Research

Area 5

Translational genomics and targeted therapeutics in solid tumors

Strategic objectives

Use genomic or molecular data to guide clinical trial design and biomarker development and study molecular mechanisms of drug sensitivity in order to identify optimal treatment regimens for patients with solid tumors.

Main lines of research

Use genomic or molecular data to guide clinical trial design and biomarker development and study molecular mechanisms of drug sensitivity in order to identify optimal treatment regimens for patients with solid tumors.

Breast cancer

  1. To evaluate the impact of the identification of the intrinsic molecular subtypes of breast cancer in the clinical setting.
  2. To study the mechanisms of drug resistance and tumor progression in Luminal A and B breast cancer.
  3. To identify genomic biomarkers predictive of response to anti-HER2 drugs in HER2-positive breast cancer.

Colorectal cancer

  1. To evaluate intrinsic and acquired mechanisms of resistance to chemotherapy and targeted agents in metastatic colorectal cancer, in the three genotypes (KRAS/NRAS mutant, BRAF mutant and triple-WT).
  2. To characterize epithelial and mesenchymal phenotypes in resectable and metastatic pancreatic carcinoma and it’s correlation with drug resistance.

Urologic cancer

  1. To study the molecular mechanisms of resistance to taxanes and novel hormone-therapies in preclinical models, circulating tumor cells and patients with castration resistant prostate cancer.
  2. To investigate the role of the androgen receptor variants in epithelial to mesenchymal transition and progression and therapy resistance in castration resistant prostate cancer.
  3. To investigate mechanisms of resistance to anti-angiogenic therapy and identification of new therapeutic targets in renal cell carcinoma.

Lung cancer

  1. Validate novel molecular technologies to streamline the screening of targetable biomarkers in non-small cell lung cancer (NSCLC).
  2. Identification of novel fusion gene variants in NSCLC: phenotypic characterization of targeted population and prospective clinical validation of their predictive value to targeted treatments.
  3. Characterize the “stroma-tumor cell” crosstalk in NSCLC and the role of tumor fibroblasts in the tumorigenesis of both major NSCLC subtypes: adenocarcinoma (ADC) and squamous cell carcinoma (SQC). This project is being done in collaboration with Dr. Alcaraz at the UB, Hospital Clinic.

Emergent Group

Glioma and Neural Stem Cell Group

Nuria de la Iglesia

(IDIBAPS)

Our research group is devoted to applying developmental neurobiology knowledge to the study of gliomas, some of the most aggressive human tumors. Gliomas arise from a rare subpopulation of cells which have stem-like properties such as selfrenewal, multipotency and the ability to initiate a tumor upon serial transplantation. These so-called glioma initiating cells (GIC) share specific properties with neural stem cells (NSC), including the localization to specialized microenvironments within the brain that support their maintenance. This suggests that factors involved in either NSC maintenance or differentiation are likely to contribute to the pathogenesis of gliomas.
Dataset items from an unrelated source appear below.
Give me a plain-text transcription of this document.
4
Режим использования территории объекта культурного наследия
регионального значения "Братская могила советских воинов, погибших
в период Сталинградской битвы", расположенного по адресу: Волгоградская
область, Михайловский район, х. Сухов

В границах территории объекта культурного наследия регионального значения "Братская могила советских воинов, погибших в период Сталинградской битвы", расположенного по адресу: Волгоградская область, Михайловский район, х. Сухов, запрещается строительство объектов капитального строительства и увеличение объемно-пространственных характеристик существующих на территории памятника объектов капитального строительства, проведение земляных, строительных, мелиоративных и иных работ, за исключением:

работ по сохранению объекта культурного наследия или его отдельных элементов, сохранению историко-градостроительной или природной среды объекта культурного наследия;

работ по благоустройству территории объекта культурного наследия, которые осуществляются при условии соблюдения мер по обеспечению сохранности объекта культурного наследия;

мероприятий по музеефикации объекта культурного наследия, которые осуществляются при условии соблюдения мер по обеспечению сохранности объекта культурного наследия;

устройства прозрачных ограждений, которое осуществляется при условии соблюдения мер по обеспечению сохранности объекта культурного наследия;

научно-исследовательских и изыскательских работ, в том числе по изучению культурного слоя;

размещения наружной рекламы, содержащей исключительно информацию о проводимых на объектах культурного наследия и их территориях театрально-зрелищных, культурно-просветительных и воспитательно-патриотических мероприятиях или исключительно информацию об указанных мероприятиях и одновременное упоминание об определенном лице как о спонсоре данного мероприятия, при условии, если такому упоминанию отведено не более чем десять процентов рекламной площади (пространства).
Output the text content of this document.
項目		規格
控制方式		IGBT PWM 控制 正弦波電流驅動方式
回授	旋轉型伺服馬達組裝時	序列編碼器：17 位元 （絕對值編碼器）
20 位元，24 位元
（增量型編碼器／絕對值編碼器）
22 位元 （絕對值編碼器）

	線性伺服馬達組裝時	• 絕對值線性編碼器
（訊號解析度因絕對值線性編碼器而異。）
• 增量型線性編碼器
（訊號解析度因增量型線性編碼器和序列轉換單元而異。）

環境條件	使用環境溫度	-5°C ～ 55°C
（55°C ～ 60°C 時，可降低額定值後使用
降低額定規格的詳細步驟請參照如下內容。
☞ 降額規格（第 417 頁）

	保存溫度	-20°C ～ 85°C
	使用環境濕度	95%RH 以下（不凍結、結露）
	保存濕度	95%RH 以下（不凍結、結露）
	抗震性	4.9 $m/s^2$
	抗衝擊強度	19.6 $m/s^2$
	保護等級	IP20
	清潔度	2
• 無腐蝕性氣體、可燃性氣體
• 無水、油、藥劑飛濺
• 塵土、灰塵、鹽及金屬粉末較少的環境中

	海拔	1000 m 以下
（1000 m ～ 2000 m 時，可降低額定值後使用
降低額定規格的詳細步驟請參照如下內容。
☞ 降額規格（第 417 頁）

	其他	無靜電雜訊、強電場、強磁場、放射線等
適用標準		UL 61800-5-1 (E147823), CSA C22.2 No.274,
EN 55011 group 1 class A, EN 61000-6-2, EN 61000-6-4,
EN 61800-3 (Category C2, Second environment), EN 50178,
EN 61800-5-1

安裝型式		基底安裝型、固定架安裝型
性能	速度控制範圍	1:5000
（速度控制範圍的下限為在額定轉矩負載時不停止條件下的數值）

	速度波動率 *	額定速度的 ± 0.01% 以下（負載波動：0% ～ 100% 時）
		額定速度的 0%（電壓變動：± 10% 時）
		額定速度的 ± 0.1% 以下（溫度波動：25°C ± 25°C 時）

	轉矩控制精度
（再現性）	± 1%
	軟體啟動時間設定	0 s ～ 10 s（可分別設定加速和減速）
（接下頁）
Our main lines of research are: 1)Identification and characterization of new factors involved in NSC maintenance and differentiation, with a special emphasis on factors that mediate the localization of NSC to their niches. 2) Functional characterization of the factors identified above in the initiation, maintenance and invasiveness of gliomas and 3) Design of new, alternative therapies for gliomas.